It's mostly natural gens. One of my horses as this white thick, beautiful mane and tail but then my other horse has thin and short mane and tail. I can't do anything about it!  but cleaning it and combing, and using conditioners help to make it look fuller and neater. putting oil over his hay helps the hairs to get natural oils into the coat.


----------



## Dreamcatcher Arabians (Nov 14, 2010)

I never use a brush or comb on the mane and tail. I wash monthly, braid weekly and put the tail in a tail bag, and spray Healthy Hair Care conditioner on the mane and tail braids daily. I work the hair smooth with my fingers only. I wash with Eqyss Micro Tek shampoo and condition with Micro Tek Rebuilder. When it's warm enough or if I have time to heat the water, I use Kolestral from Sally's Beauty Supply for a 'hot oil treatment' and let them stand in the sun under a cooler for 30 mins and rinse with warm water. In winter, I use a blow dryer over the cooler to warm up the conditioner if I need to do a deep condition. 
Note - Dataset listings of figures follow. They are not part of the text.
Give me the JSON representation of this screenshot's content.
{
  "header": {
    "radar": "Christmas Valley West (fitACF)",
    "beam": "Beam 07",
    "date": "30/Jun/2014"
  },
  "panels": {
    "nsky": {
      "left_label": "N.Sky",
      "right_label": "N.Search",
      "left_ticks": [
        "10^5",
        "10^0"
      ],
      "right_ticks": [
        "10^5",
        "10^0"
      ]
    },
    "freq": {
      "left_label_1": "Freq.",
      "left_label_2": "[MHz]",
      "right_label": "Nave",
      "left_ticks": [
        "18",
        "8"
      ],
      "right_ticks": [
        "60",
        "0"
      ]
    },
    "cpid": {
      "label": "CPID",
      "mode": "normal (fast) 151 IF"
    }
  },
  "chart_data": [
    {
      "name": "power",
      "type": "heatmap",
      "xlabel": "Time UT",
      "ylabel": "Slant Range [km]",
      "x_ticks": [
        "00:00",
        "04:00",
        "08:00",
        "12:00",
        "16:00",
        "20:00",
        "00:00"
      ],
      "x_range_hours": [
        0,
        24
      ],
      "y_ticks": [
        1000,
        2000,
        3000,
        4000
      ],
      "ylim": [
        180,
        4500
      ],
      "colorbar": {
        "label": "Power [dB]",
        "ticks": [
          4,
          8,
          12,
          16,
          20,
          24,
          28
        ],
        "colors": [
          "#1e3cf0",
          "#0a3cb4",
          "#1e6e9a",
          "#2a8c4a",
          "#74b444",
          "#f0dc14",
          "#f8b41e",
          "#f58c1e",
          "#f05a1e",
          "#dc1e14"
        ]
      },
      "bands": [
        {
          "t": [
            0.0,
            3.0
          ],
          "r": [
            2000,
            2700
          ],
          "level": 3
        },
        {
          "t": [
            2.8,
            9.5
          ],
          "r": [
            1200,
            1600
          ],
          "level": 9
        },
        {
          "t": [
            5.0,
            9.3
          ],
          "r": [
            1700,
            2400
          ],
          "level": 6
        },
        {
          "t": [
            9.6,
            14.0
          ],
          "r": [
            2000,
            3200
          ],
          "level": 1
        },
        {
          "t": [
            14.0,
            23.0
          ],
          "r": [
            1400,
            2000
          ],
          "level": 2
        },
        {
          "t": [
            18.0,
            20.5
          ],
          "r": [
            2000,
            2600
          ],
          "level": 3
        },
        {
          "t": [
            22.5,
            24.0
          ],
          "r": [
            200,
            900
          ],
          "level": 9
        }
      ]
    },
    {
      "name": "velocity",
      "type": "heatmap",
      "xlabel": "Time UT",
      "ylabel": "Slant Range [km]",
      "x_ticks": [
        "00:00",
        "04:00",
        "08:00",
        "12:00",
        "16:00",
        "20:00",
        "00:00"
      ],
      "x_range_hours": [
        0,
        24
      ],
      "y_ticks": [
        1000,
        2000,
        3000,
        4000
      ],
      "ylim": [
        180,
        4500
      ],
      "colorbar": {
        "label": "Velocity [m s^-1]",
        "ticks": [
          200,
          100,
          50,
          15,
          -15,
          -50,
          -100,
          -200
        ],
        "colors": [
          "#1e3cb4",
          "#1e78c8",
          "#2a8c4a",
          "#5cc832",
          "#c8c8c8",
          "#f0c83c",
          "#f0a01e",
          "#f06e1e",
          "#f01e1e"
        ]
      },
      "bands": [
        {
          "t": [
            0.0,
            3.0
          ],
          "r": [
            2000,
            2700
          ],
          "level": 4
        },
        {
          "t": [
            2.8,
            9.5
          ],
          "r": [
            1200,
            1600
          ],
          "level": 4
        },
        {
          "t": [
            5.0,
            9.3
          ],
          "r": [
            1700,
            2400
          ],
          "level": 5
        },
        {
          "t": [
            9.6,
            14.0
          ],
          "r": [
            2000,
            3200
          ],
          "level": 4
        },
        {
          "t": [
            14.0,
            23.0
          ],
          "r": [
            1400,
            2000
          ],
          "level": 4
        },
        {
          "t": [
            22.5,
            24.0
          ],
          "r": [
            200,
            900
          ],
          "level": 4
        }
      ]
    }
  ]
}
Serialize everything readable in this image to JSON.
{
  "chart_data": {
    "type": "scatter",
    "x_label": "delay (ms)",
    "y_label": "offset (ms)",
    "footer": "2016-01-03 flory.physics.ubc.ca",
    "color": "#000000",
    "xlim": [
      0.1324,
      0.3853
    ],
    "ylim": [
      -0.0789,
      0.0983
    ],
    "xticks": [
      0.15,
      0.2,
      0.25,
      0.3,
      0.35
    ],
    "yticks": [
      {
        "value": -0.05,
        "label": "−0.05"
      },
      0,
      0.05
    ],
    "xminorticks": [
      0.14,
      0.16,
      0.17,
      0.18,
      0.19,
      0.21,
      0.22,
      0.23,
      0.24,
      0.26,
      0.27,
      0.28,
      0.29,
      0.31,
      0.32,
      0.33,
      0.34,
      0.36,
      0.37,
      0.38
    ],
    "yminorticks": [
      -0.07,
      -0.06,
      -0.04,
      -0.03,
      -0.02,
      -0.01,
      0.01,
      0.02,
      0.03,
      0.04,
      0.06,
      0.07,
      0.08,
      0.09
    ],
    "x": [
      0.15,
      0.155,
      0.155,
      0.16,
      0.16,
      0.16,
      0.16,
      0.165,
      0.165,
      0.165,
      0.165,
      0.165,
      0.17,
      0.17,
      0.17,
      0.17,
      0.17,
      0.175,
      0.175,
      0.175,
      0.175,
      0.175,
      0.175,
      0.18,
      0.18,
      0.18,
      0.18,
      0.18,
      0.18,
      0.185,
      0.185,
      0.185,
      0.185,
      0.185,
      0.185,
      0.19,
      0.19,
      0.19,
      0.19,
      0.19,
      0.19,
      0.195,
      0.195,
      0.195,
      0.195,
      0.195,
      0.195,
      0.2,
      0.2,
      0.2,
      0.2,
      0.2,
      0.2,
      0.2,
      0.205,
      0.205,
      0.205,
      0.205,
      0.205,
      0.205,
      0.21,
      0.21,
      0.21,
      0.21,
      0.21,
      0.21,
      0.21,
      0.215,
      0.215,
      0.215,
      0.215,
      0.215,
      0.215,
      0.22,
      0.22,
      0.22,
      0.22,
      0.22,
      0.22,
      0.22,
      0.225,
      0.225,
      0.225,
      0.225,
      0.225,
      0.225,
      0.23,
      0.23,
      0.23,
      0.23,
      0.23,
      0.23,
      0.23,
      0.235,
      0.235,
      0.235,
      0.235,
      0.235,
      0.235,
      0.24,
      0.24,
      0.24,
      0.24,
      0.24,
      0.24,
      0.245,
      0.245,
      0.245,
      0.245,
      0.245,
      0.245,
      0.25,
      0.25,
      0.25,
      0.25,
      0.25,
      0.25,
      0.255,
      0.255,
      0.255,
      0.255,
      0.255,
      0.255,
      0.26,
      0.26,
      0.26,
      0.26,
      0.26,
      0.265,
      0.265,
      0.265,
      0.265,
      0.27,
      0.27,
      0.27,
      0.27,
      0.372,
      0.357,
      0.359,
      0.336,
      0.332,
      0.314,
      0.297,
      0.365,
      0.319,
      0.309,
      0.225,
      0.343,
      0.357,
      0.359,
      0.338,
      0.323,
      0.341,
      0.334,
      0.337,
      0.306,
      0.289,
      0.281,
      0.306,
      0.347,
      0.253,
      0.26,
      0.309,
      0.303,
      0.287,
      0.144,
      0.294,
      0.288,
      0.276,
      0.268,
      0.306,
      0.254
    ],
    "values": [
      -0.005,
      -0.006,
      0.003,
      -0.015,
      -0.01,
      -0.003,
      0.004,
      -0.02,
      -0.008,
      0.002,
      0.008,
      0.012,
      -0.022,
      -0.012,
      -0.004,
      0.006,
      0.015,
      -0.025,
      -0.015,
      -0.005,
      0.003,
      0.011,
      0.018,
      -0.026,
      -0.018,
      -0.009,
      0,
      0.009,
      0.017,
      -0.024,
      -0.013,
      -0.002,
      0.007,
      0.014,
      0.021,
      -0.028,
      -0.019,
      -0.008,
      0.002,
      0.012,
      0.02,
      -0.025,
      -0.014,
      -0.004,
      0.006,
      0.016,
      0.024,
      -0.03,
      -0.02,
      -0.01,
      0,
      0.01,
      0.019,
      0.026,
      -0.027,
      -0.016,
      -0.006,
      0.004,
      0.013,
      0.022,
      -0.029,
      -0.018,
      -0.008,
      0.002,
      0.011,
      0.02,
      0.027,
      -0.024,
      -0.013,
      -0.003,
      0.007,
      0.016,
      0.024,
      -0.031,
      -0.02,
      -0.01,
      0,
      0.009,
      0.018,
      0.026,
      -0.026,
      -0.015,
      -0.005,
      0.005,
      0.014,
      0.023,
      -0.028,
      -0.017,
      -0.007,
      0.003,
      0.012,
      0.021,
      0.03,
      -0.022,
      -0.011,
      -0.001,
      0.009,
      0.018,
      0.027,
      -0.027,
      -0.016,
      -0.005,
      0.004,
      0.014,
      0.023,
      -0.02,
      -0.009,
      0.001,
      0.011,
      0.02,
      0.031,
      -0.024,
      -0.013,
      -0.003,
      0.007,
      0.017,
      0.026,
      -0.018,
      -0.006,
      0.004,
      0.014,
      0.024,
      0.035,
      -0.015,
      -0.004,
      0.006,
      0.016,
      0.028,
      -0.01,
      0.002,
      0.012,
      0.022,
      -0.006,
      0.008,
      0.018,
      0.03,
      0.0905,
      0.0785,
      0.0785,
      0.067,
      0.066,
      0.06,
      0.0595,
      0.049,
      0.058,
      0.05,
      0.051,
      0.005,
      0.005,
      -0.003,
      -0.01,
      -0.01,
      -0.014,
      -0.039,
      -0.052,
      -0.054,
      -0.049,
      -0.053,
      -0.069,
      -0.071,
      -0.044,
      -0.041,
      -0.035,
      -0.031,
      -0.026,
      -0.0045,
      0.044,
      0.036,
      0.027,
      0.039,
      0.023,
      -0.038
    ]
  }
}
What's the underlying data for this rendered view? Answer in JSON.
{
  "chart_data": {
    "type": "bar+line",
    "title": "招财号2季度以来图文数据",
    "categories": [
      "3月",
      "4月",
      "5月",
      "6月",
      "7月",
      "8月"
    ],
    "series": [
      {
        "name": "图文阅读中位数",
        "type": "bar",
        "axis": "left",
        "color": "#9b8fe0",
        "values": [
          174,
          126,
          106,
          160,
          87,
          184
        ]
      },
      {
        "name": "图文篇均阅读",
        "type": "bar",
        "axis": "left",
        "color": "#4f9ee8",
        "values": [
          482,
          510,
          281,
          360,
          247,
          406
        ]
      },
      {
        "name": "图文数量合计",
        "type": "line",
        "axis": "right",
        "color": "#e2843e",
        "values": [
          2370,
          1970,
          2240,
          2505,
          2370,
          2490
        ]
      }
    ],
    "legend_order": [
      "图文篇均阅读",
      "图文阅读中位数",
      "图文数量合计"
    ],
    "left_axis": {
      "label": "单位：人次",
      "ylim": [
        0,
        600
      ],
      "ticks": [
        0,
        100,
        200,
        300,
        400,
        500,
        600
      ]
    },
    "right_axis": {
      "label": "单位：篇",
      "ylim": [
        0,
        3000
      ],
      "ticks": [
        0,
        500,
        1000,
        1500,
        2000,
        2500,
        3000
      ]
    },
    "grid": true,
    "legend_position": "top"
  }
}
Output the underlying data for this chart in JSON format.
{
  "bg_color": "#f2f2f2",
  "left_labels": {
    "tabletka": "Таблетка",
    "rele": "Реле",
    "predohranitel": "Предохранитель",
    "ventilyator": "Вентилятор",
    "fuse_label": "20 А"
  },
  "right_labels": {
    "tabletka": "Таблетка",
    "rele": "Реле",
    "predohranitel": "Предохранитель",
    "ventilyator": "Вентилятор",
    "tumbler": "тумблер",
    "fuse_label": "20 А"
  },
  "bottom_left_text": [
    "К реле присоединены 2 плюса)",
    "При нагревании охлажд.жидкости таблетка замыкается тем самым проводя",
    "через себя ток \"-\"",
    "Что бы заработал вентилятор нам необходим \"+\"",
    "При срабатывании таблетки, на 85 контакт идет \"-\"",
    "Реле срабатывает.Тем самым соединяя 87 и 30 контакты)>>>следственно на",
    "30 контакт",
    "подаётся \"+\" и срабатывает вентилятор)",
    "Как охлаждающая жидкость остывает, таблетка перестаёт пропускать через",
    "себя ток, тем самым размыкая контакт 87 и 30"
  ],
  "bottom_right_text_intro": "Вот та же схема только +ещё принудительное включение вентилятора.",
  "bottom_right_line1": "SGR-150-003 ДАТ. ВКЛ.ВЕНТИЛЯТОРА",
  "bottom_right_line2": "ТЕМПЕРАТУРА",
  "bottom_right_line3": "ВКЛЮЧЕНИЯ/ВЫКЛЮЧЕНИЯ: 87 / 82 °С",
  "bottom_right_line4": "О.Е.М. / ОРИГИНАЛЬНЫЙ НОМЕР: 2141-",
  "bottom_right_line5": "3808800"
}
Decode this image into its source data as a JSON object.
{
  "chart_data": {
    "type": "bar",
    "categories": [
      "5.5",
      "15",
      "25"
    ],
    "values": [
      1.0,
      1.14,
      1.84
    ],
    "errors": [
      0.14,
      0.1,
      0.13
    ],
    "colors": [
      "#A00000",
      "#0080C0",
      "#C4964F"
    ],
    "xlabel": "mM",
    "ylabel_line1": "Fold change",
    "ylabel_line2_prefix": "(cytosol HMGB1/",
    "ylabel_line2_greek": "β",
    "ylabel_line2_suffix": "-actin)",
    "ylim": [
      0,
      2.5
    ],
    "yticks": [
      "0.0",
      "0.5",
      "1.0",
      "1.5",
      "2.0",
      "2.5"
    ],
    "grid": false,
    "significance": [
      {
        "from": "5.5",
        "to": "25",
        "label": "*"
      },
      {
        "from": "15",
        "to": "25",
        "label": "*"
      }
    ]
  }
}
The picture is of Marq My Words, a lovely 7 y.o. Arabian gelding I used to own. He's a Horsey Fabio when it comes to the hair. Not necessarily real thick but very long, sturdy, healthy hair.


----------



## Idlepastures (Sep 5, 2011)

Show off


----------



## nyg052003 (Oct 11, 2010)

what do you guys think about the hair looking better on one side of the neck? My dad was over yesterday and he put all of my gelding's hair to one side and it did look pretty good. I don't know necessarily if it looks better to one side or on both. It didnt stay to one side long though , after few minutes he shook his head and it went back to both sides. 

Thoughts?


----------



## Idlepastures (Sep 5, 2011)

I think it depends on the situation. If you're showing, I think it looks best neatly down one side. But I love my ponys mane cause its equally on both sides.


----------



## Dreamcatcher Arabians (Nov 14, 2010)

Idlepastures said:


> Show off


 
LOL, hay, that took YEARS of work and growing. And it's also why I USED to own him, his new owner fell in love with all that blonde mane.


----------



## sbienusa (Sep 9, 2011)

I have to agree, he is very pretty!


----------



## touchofsleep (Mar 9, 2011)

nyg052003 said:


> should a horses mane be all on one side or is it supposed to be some on each side?


 My boys mane is all over the place, and I let it do it's thang unless we have a show. Then I band it all to one side. I'm thinking of braiding it tomorrow even though it is so short. Just to teach it to part on one side.


----------



## nyg052003 (Oct 11, 2010)

touchofsleep said:


> My boys mane is all over the place, and I let it do it's thang unless we have a show. Then I band it all to one side. I'm thinking of braiding it tomorrow even though it is so short. Just to teach it to part on one side.


 so to my dad's point the other day, it might look better to some on one side but there's no way to actually make it stay like that all the time lol?


----------



## Dreamcatcher Arabians (Nov 14, 2010)

Probably not unless you pull a bunch to thin it so that it's not so thick.


----------